Childhood tales of terror.
A seven-year-old boy doesn’t believe
in Santa Claus. He believes in Satan, though,
hears him in or just outside his head,
commanding him to kill others and himself.
He wants to kill himself before the Devil does it.
I ask him if the voice sounds like anyone.
He says, like reading a primer, “It’s my Dad’s voice.”
Calm and cool: “My Dad’s the Devil.”
My notes will read: “Extremely flat affect.
Severe trauma history likely, though
no family history available; therefore
it is difficult to differentiate between
psychotic process and severe
dissociative symptoms amounting
to hallucinosis, secondary
to post-traumatic stress.”
Satan told the boy to stab the teacher
with her own sharp scissors.
This time he tried to obey.
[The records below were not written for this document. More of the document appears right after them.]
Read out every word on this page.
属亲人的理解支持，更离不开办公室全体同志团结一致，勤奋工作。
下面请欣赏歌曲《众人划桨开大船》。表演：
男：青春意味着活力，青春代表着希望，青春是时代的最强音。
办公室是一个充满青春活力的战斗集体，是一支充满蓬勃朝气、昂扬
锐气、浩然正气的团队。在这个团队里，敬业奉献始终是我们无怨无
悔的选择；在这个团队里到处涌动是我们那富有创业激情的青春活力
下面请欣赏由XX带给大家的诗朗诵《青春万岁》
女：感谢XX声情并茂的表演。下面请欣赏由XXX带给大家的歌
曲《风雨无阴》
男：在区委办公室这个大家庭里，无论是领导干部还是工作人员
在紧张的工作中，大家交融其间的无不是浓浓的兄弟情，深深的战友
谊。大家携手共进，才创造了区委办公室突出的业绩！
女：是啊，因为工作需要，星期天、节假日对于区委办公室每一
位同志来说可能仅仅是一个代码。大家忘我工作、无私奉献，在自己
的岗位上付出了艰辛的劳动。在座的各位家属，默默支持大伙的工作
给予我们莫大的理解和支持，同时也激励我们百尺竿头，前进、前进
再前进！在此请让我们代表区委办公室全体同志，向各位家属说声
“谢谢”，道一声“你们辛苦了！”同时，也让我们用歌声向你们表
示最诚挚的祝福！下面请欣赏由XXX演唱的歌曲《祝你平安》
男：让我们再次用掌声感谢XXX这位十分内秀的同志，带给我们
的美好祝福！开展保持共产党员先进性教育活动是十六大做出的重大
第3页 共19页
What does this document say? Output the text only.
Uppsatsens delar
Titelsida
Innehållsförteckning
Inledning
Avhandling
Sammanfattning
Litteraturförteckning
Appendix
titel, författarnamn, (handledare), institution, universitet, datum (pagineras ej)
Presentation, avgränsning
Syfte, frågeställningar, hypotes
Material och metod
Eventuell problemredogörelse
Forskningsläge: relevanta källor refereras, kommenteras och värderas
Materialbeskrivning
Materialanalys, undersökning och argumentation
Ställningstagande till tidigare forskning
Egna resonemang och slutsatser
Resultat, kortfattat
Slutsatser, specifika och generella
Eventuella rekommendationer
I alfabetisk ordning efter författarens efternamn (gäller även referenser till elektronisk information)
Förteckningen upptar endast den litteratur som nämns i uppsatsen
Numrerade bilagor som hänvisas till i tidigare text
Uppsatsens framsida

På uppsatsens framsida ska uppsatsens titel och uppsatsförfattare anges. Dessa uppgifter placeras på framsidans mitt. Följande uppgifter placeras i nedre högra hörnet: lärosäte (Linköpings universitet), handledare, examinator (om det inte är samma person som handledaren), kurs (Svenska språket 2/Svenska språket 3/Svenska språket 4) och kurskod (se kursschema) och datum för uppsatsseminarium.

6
I send him
to a psych ward full of other kids.
Before the silent ambulance arrives,
I tell him he’s been brave to fight the voice
so hard, so long, and all alone.
I tell him safe grownups will help him now.
I hope it is true.
A week later I meet his sister,
five years old, tiny, sweet, smiling.
She’d set a pillow on fire
as her foster sister was sleeping on it.
She figured that the grownups
would send her back to her parents
if she burned the foster home and all within it.
She told me she had watched her father
dangle her brother in one hand
by the throat, until he pissed his pants
and lost all consciousness.
Who puts all the voices in the heads
that put the voices in the heads?
~ Wry Welwood,
late twentieth century,
re-edited May, 2021.
(The kids’ family had already been reported to the state. That’s why they were in foster homes. Too little, too late. There really are psych wards full of children, lots of them.)